Suppose you want to summerize a text document visually. You cannot summerize a text with a simple chart so instead you might be tempted to make a word cloud.
I am going to argue that word clouds might be a bad idea. To explain my thoughts I'll be using a dataset from the appsterdam meetup page. This is a document of text in which Amsterdam based developers describe themselves and their skill set. This list has been acquired through the meetup API.
After filtering some of the data, this is what wordle will make out of it:
Wordle takes all the words, removes stopwords and checks which words occur the most often. It displays larger words larger and smaller words larger in an attempt to summerize the text. Notice a few things here:
- The size of the word does not automatically tell you if a word occurs often because a long word will automatically be bigger than a small word (compare 'ios' and 'developer', which font is bigger?).
- The colors have no meaning.
- The locations of words have no meaning.
- We use a lot of space to display only a little bit of information.

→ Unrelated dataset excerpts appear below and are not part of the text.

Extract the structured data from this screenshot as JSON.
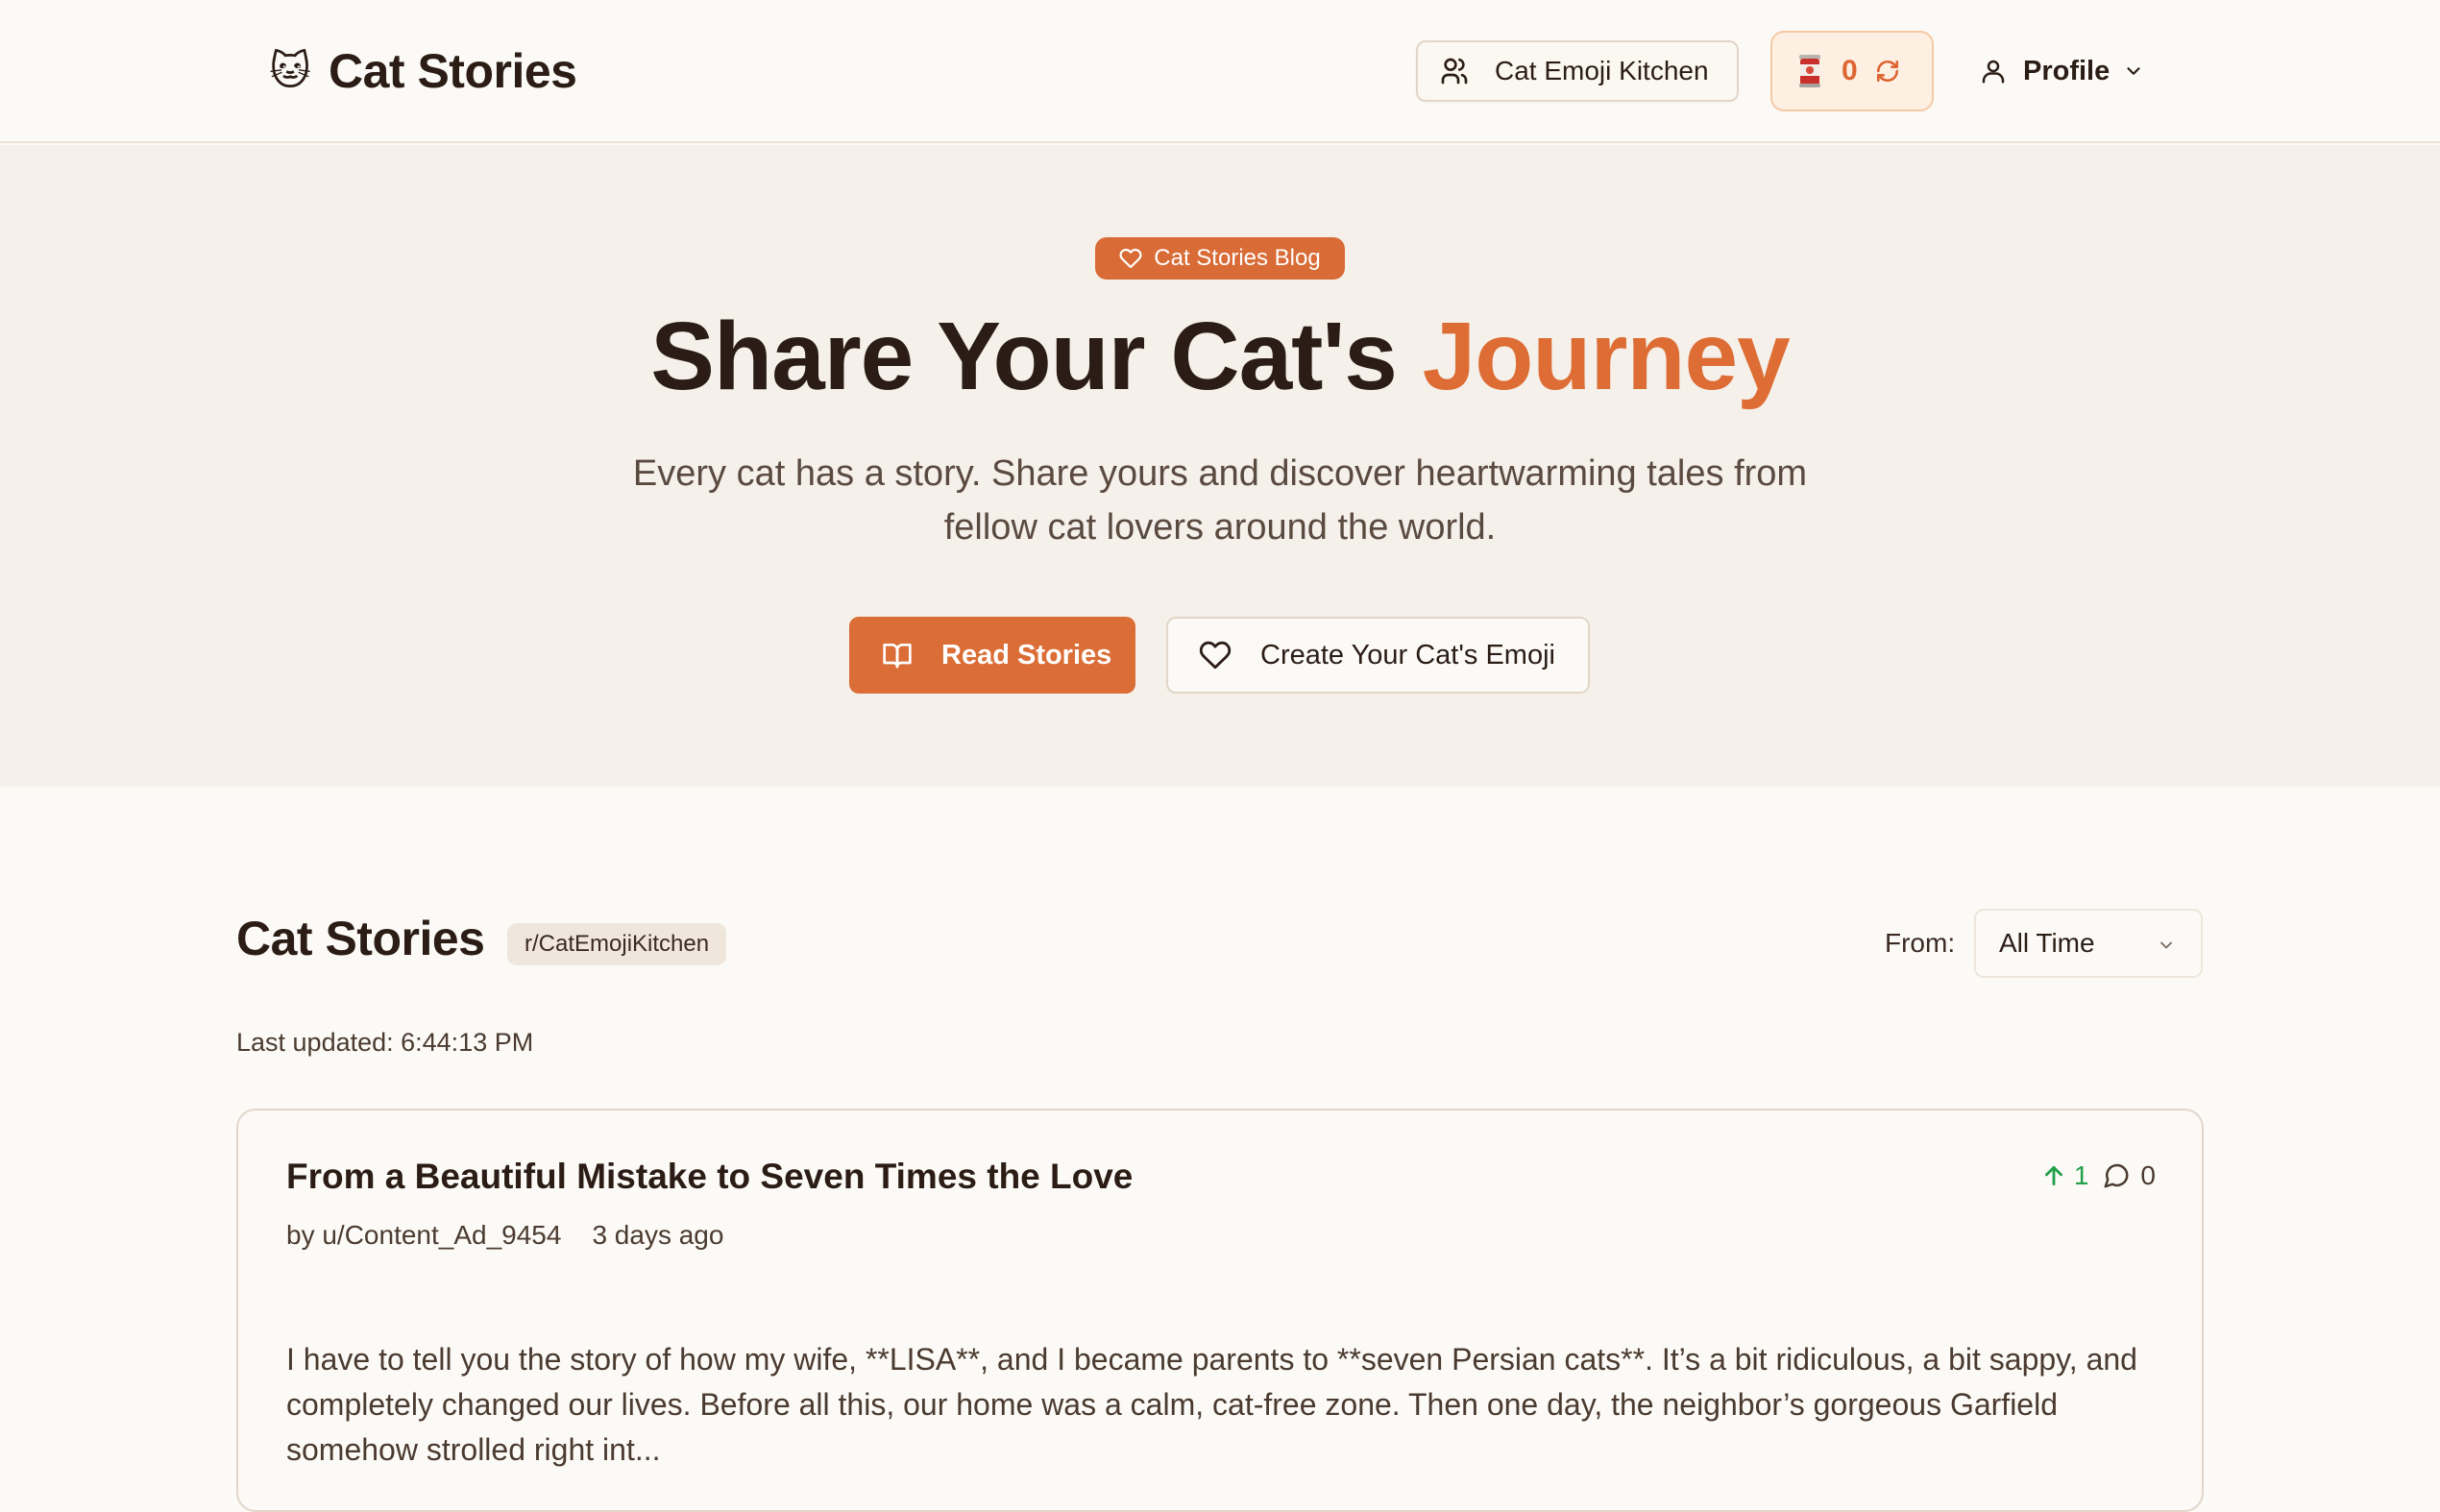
{
  "header": {
    "brand_emoji": "🐱",
    "brand_title": "Cat Stories",
    "kitchen_button_label": "Cat Emoji Kitchen",
    "counter_value": "0",
    "profile_label": "Profile"
  },
  "hero": {
    "badge": "Cat Stories Blog",
    "title_main": "Share Your Cat's ",
    "title_accent": "Journey",
    "subtitle": "Every cat has a story. Share yours and discover heartwarming tales from fellow cat lovers around the world.",
    "read_button": "Read Stories",
    "emoji_button": "Create Your Cat's Emoji"
  },
  "stories": {
    "title": "Cat Stories",
    "subreddit": "r/CatEmojiKitchen",
    "from_label": "From:",
    "from_selected": "All Time",
    "last_updated": "Last updated: 6:44:13 PM",
    "posts": [
      {
        "title": "From a Beautiful Mistake to Seven Times the Love",
        "author": "by u/Content_Ad_9454",
        "time": "3 days ago",
        "upvotes": "1",
        "comments": "0",
        "excerpt": "I have to tell you the story of how my wife, **LISA**, and I became parents to **seven Persian cats**. It’s a bit ridiculous, a bit sappy, and completely changed our lives. Before all this, our home was a calm, cat-free zone. Then one day, the neighbor’s gorgeous Garfield somehow strolled right int..."
      }
    ]
  },
  "colors": {
    "accent": "#dd6d34",
    "background": "#fcfaf6",
    "hero_background": "#f5f0ea",
    "upvote_green": "#22a04a"
  },
  "icons": {
    "brand": "cat-face-icon",
    "kitchen": "users-icon",
    "counter": "can-icon",
    "refresh": "refresh-icon",
    "profile": "user-icon",
    "badge": "heart-icon",
    "read": "book-open-icon",
    "emoji": "heart-icon",
    "select": "chevron-down-icon",
    "upvote": "arrow-up-icon",
    "comments": "message-circle-icon"
  }
}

I think we can come up with something better. Let's compare this visualisation with this one:
I am now summerizing the text by visualizing the graph of bigrams instead of the word count. Notice how:
- The size of the node in the graph represents how often a word is used without the word's length causing bias.

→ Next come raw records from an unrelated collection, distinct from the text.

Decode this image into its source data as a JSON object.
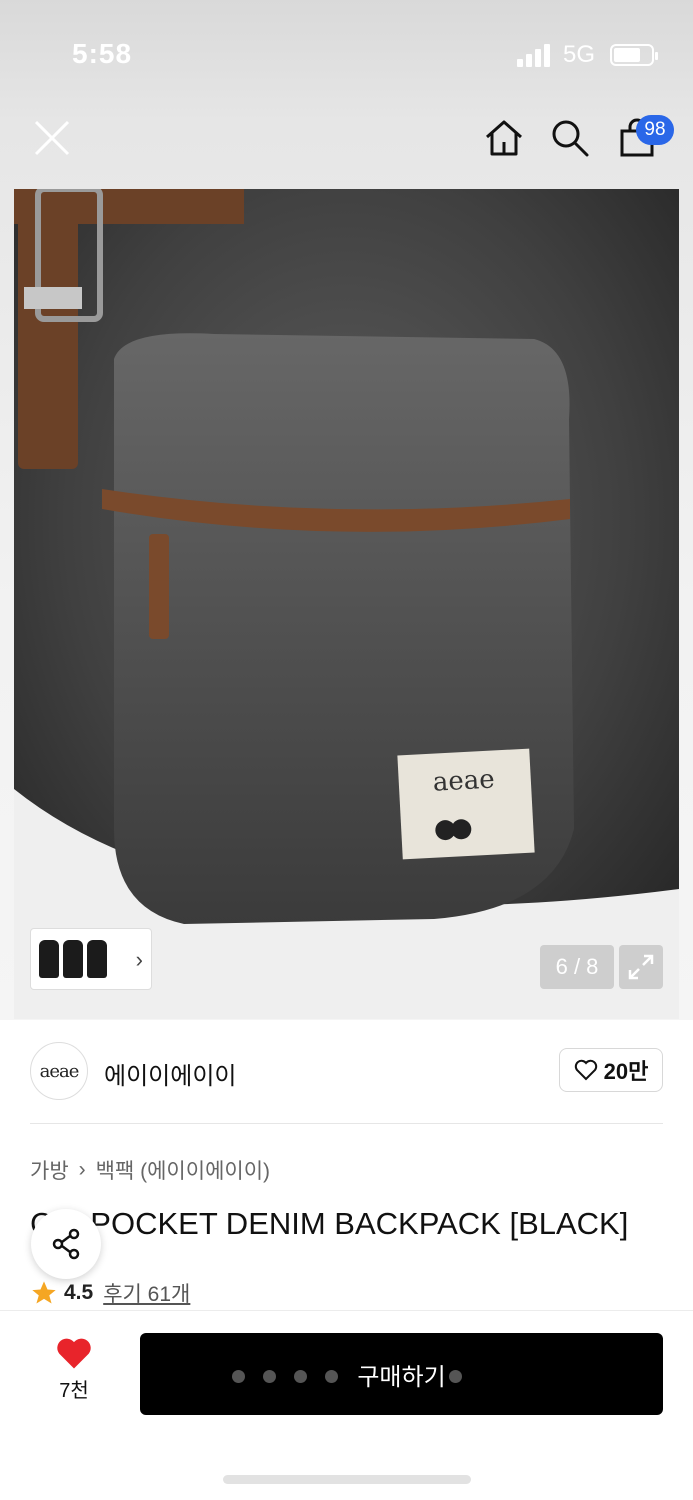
{
  "status_bar": {
    "time": "5:58",
    "network": "5G"
  },
  "navbar": {
    "close_icon": "close-icon",
    "home_icon": "home-icon",
    "search_icon": "search-icon",
    "cart_icon": "shopping-bag-icon",
    "cart_badge": "98"
  },
  "gallery": {
    "counter": "6 / 8"
  },
  "brand": {
    "logo_text": "aeae",
    "name": "에이이에이이",
    "likes": "20만"
  },
  "breadcrumb": {
    "level1": "가방",
    "separator": "›",
    "level2": "백팩 (에이이에이이)"
  },
  "product": {
    "title": "C   E POCKET DENIM BACKPACK [BLACK]",
    "rating": "4.5",
    "reviews": "후기 61개"
  },
  "bottom_bar": {
    "wish_count": "7천",
    "buy_label": "구매하기"
  },
  "colors": {
    "accent": "#2a67e8",
    "heart": "#e8242b",
    "star": "#f5a623",
    "buy_bg": "#000000"
  }
}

- The colors of the nodes can be used to give meaning to the word, here I used it to classify words.
- The connections between words have meaning. Thick lines indicate two words being used often together while thin lines or no lines at all suggest that the two words are less related.
- By having our data take this shape we can see a whole new story. Certain words form clusters together. Blue dots resemble words that indicate that a person is a developer, we can see the green dots indicate that the person is from the business side of the development industry and red dots indicate that a person might be a designer.
Word clouds can be very pretty, but the graph based view is capable of showing more information.